Siendo adolescente, cuando una amiga enterró a su hermano, y de paso su corazón, fui con ella y un grupo de amigos a una especie de cantina cerca de la sala de velación. Recuerdo risas, hablábamos de las cosas de su hermano, algo sobre su armario, recuerdo risas, pero no sé exactamente de qué nos reíamos tanto. La situación no era graciosa, después ella lloró mucho, después vino la resignación; por quien ella hubiera vendido su alma a cualquier religión que lo mantuviera vivo, se había ido y no había remedio. 

Al cementerio central de Bogotá fui de turista, la familia con la que estaba recorriendo la ciudad sí tenía a un amigo descansando entre las paredes húmedas, como muchos otros, custodiado por palomas que reposaban, una a una en cada columna al frente de las bóvedas.

Reímos a carcajadas, reímos porque nos daba miedo. El cementerio se convirtió en un lugar para despertar historias en las que el pavor nos podía hacer orinar de la risa; de paso, torpes y felices, tumbamos las flores de una pobre alma, nos asustamos de nosotros mismos, reímos aun más, mientras un niño más terrorífico que el de la película El Resplandor montando en su triciclo, caminaba en medio de nosotros llevando un coche con un bebé y para colmo tarareaba una canción. Sólo faltaba que las llantas del coche chirriaran a coro. Nos tragamos las risas cuando llegó a donde estaba su madre, quien nos dirigió una mirada como de quien te quiere muerto.

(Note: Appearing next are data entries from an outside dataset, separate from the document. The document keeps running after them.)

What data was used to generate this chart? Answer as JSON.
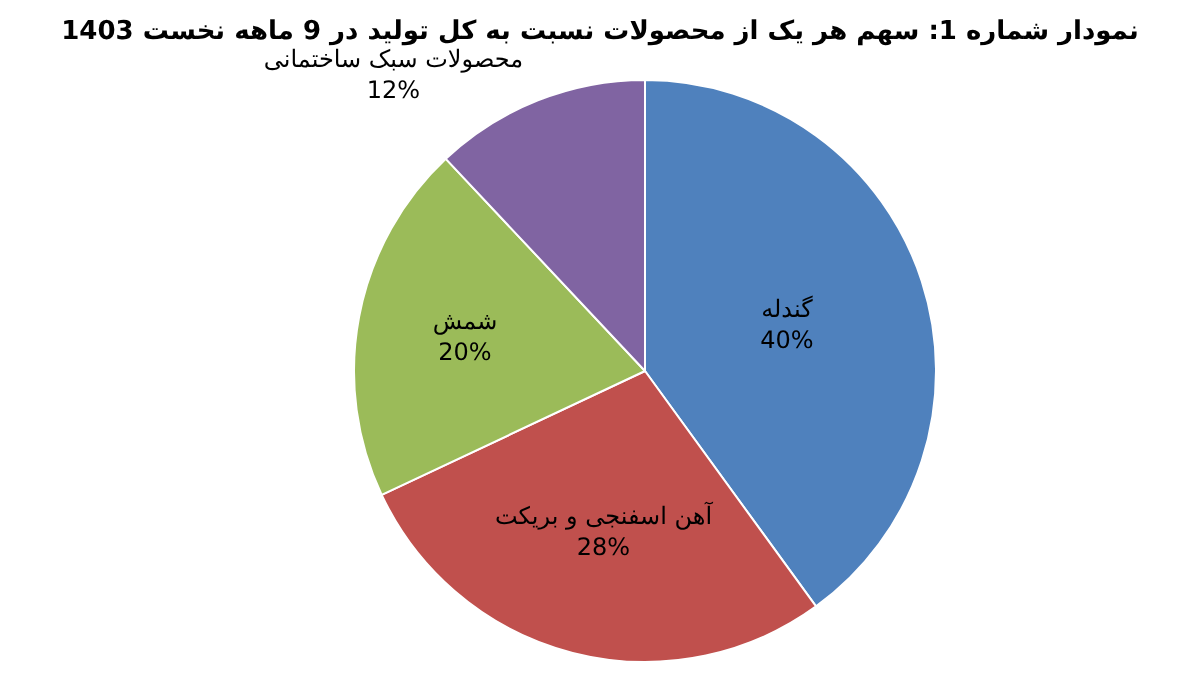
{
  "chart_data": {
    "type": "pie",
    "title": "نمودار شماره 1: سهم هر یک از محصولات نسبت به کل تولید در 9 ماهه نخست 1403",
    "categories": [
      "گندله",
      "آهن اسفنجی و بریکت",
      "شمش",
      "محصولات سبک ساختمانی"
    ],
    "values": [
      40,
      28,
      20,
      12
    ],
    "value_labels": [
      "40%",
      "28%",
      "20%",
      "12%"
    ],
    "colors": [
      "#4f81bd",
      "#c0504d",
      "#9bbb59",
      "#8064a2"
    ],
    "legend": false
  }
}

Una paloma negra nos vigilaba desde uno de los osarios destapados, yacía sin importarle que el sitio estuviera destinado para el reposo de un muerto, otras mensajeras aladas copulaban sin pudor en las columnas y luego comenzó a llover a cántaros, parecía que todo estaba escrito para que nuestra visita al cementerio fuera con todas las de la ley, sin embargo lo más parecido a una niebla tenebrosa esparciéndose por el lugar con el caer de la tarde, fue un olor fuerte a bazuco que colmó los pasillos. 

El asombro pronto menguó la risa, al descubrir un gran sequito de personas que hablaban con las estatuas de los mausoleos, haciendo de Leo Kopp un santo, susurrándole al oído, gastándole su oreja dorada, frotando billetes de veinte mil contra la tumba azul de Julio Garavito, aquel que le dio su nombre a un cráter al lado oscuro de la luna, que ahora se había convertido un santo dador; pegando gomitas en los dedos y bocas de las estatuas de dos niños, a los que se les pide prosperidad para los hijos y pagando misas a curas de dudosa procedencia para darle gracias a estos nuevos santos canonizados por las creencias populares.

No sé si la risa y el asombro me acompañen a otras visitas que tenga que hacer al cementerio, no sé si la risa que me acompañó hasta ahora fuera en realidad una reacción nerviosa, una protección contra la realidad, pero creo que si La Flaca es como la pintan y si está pelada hasta los huesos, tiene una sonrisa eterna.